Strategic sequencing  

A company’s ability to absorb change can also be enhanced by optimising the sequence in which it happens. For example, changing the CEO first provides clarity of leadership, stability, and strategic direction, increasing receptiveness to further change. In upper quartile businesses, 84% of new CEOs made at least one SLT change within a year, and 39% made more, compared to just 50% and 31% of lower quartile businesses. The best CEOs are facilitators of further positive change, and they bring the organisation with them.  

When looking at the sequencing of other leadership roles, the picture is usually more complex. No two businesses are the same, so there is no optimal sequence of leadership change that works across all businesses. It’s critical to look at each case individually based on the competencies and balance of the current team, immediate challenges and priorities, along with the demands of the value creation plan.  

The challenge is always to maximise the upside while minimising the risk, ensuring the leadership strategy simultaneously supports the current team and business, while laying the groundwork for long-term objectives. It’s like a game of chess; how can you best arrange your pieces and make a sequence of moves to balance defence and attack?  

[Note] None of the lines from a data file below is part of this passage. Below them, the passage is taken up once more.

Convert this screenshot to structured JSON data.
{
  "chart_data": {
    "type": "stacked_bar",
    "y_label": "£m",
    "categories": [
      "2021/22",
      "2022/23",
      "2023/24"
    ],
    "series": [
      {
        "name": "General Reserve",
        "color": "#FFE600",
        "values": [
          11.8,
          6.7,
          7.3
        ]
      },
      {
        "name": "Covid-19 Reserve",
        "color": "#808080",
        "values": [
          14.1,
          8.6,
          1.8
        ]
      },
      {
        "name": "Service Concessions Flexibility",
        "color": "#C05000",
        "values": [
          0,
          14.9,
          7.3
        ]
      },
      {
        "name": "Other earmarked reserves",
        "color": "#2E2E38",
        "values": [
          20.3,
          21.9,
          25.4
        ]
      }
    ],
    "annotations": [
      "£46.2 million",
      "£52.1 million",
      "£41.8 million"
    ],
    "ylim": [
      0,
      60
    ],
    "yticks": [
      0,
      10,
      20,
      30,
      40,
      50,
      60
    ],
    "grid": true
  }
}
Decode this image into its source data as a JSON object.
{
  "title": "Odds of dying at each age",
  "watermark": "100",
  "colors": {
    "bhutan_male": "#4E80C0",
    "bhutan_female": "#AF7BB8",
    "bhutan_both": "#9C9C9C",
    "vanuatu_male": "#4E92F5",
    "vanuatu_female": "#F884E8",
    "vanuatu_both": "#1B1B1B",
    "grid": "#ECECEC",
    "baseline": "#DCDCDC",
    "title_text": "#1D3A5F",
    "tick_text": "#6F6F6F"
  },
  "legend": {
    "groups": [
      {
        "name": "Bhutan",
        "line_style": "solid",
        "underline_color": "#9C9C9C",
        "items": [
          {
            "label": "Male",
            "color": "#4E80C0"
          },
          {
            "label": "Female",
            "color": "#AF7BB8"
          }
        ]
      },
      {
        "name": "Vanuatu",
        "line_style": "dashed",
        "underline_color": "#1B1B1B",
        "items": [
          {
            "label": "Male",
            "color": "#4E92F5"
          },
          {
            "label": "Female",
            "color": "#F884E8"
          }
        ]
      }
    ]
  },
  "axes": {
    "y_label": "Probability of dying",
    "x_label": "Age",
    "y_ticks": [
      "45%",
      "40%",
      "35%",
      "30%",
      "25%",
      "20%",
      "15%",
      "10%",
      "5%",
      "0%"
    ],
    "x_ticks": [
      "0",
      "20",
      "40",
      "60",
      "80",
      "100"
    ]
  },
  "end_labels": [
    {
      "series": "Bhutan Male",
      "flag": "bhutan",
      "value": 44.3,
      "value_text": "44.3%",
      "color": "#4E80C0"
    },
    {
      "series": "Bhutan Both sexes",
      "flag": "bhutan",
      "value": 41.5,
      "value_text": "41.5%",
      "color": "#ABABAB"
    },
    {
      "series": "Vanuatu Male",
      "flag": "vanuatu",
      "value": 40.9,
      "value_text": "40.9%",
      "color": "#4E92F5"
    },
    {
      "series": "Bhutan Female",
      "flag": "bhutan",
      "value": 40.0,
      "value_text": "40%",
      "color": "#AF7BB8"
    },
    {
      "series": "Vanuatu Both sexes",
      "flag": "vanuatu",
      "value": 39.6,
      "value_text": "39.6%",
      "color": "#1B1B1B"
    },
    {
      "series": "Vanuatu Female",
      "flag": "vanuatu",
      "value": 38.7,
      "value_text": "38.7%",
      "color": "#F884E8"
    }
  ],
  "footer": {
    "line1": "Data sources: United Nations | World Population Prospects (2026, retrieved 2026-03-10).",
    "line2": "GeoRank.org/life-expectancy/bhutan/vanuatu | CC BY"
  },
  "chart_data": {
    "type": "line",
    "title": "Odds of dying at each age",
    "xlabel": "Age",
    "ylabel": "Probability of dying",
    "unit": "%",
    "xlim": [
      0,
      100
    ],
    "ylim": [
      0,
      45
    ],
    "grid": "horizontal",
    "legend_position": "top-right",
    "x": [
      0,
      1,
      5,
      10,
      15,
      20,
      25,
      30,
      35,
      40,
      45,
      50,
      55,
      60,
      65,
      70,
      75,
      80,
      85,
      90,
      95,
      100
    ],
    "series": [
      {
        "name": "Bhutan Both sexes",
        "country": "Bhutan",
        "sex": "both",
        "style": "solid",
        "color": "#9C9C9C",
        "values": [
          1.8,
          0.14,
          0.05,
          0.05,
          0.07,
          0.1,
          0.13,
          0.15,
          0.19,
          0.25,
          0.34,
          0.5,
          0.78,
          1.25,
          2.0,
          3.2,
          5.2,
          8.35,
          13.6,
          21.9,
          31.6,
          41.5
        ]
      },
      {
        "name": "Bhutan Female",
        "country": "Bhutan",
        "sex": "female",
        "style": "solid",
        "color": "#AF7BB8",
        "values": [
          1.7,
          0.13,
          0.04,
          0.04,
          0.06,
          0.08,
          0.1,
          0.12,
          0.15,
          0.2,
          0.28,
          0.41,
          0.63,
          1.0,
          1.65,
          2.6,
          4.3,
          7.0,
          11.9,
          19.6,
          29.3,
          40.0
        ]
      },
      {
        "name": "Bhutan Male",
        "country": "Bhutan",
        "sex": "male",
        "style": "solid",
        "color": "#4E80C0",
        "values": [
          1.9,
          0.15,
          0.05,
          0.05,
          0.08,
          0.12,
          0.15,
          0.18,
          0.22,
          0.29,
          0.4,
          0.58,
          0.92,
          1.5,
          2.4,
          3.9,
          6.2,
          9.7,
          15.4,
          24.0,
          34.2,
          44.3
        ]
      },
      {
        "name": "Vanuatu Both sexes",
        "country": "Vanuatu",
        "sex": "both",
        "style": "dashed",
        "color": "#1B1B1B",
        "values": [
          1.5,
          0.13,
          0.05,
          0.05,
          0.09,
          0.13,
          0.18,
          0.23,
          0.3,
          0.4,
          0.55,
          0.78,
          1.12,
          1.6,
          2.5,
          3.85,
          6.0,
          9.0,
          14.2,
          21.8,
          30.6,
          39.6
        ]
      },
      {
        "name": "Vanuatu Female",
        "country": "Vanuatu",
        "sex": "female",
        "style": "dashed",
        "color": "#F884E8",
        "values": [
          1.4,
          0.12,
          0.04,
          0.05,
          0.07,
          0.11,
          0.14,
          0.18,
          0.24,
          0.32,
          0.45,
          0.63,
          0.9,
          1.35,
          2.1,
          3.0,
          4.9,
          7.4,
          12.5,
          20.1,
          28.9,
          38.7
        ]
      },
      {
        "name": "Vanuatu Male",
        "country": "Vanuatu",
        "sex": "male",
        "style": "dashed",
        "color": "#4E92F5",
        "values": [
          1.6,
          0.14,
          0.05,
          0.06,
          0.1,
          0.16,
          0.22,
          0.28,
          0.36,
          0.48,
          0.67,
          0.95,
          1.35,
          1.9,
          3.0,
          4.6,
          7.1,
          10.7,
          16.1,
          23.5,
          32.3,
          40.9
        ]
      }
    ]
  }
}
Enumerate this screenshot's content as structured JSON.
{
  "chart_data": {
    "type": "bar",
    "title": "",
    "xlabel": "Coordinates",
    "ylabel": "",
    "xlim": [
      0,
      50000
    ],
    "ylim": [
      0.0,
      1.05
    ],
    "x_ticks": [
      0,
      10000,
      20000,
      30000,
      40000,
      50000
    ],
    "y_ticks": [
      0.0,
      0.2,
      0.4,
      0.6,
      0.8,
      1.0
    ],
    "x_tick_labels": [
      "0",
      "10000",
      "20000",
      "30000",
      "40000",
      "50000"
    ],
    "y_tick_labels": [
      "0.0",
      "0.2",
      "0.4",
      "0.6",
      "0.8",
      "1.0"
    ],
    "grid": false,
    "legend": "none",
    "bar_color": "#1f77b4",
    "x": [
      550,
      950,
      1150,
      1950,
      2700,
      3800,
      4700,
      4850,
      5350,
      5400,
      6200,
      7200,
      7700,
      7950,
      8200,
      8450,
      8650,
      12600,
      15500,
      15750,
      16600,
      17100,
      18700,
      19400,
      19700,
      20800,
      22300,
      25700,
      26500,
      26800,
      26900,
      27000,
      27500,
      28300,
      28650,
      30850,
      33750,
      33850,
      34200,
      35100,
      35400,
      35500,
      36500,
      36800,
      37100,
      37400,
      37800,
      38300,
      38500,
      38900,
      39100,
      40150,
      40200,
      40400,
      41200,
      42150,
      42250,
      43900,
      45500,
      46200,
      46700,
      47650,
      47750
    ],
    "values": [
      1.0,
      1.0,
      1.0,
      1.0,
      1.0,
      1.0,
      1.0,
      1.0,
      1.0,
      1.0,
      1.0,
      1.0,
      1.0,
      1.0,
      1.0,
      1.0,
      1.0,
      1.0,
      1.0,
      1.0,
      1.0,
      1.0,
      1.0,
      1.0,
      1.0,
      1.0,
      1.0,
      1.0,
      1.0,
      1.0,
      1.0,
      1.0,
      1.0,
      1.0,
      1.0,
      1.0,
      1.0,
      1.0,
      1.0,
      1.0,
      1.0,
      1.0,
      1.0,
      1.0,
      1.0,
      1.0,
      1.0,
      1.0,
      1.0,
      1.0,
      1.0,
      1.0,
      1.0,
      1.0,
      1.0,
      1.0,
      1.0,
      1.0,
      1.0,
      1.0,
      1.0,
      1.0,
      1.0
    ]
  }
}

We regularly work with companies where several leadership changes need to happen in relatively quick succession, using our Leadership Bridge tool to devise the optimal timing and sequence. By analysing the current team against the value creation plan, Leadership Bridge recommends not only the most impactful changes - benchmarked against high-performing teams - but also sequences the roadmap for change, to avoid disrupting growth while setting up the team with the right experience and competencies. 

Project Leadership Bridge

Maximising a finite resource 

Understanding capacity for change helps create a mindset shift relating to leadership optimisation, the importance of looking ahead, and carefully considering priorities and timing. While investors and management teams are often in a hurry to bring in new leaders, and deal with team challenges and gaps as quickly as possible, it is a reminder that change is a finite resource. So, don’t waste it.